Opinion

London Climate Action Week — Webinar (recording)

“I just wanted to say that this was the best presentation I’ve seen on climate data and its uses, and I’ve been attending 3+ events a week since April. Really intelligent, diverse panel and interesting topics, I left with a lot of research to do.”

Feedback from an audience member

On the 2nd July 2020 we hosted an online panel discussion on Unlocking the power of data to deliver a net-zero future with panellists

  • Julie Calkins, Head of Risk Information for Climate Adaptation at Climate-KIC
  • Duncan Duffy, Global Head of Technology, Electrotechnical, Lloyd’s Register
  • Vanessa Escobar, Lead Scientist for NOAA/NASA GEO-XO User Engagement, NASA Goddard Space Flight Center 
  • Lubomila Jordanova, CEO & Founder, Plan A 
  • Gavin Starks, Icebreaker One (Chair)

Our archive recording of the session is below.
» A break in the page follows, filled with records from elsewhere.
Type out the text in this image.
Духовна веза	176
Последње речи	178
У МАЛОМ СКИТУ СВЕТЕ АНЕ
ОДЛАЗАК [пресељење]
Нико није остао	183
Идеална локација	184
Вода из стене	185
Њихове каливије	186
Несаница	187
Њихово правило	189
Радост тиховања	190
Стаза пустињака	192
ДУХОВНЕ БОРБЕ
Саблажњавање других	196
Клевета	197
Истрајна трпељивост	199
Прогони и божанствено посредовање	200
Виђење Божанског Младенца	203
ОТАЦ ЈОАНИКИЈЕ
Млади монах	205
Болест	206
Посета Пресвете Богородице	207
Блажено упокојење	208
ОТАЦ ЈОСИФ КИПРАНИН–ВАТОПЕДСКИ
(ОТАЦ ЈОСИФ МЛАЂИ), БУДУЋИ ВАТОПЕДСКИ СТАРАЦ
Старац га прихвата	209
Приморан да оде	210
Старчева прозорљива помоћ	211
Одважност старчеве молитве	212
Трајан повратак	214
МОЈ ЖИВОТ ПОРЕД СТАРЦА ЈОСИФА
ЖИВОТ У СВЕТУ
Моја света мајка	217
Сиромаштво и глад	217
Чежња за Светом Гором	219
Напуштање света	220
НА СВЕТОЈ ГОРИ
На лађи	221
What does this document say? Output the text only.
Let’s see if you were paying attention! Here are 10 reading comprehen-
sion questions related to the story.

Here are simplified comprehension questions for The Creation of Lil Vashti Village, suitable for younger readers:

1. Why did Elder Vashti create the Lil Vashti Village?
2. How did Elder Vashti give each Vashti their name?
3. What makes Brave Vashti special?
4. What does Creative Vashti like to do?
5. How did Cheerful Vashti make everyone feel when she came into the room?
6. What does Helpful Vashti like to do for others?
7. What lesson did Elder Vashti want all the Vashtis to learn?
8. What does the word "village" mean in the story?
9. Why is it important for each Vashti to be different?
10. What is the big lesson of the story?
If you would like to keep informed, please sign up.

While each panellist came from a radically different sector or organisation, they had essentially the same problem – how to access and get the most from existing data. 

Julie opened with the reminder that ‘unlocking change requires multiple interventions’, in terms of both data and finance, to democratise information. She posed the question of whether ‘good enough’ data could help unlock the insights that we need.

Duncan highlighted that – in the world of shipping – there already exist legally binding energy efficiency targets, set to become more stringent over time, which can only be achieved with ‘great data’. Host and founder of Icebreaker One, Gavin Starks, pointed out that companies carbon footprints  are mostly in their supply chain (Scope 3), which fundamentally is a data-sharing problem— you can’t access global supply-chain information without some ‘extreme heavy lifting’.

Vanessa pointed to the specific challenges of accessing, applying, downloading and even understanding Satellite Data, in her work across agriculture, human health, transportation, risk, flooding and energy. She shared her experiences that approaching data from an ‘end-user perspective’ needs to be mapped to the specific goals of each organisation to be of most use.

Lisa outlined how sustainable development – enabled by data and digital – isn’t just ethically right, it’s good business sense in the built environment – whether it’s integrated schemes for water recycling, sustainable drainage, energy use, green space or heat management, all the way through to applying circular economy principles in design, or the additional knock-on benefits from interventions, such as in community value, biodiversity or advanced quality of life. However – these often require collaborative decision making that may require full district involvement, which needs useful insights and transparent, shared data. 
Lubomila shared her experience of helping organisations understand and limit their emissions and understand how climate change will affect the future of business. “There will be lots of gaps” in the data being used, leaving many unprepared for the shorter-term challenges they face. She called on the regulatory framework to evolve to help us explore and leverage available data – to ensure there’s even greater innovation ahead of us.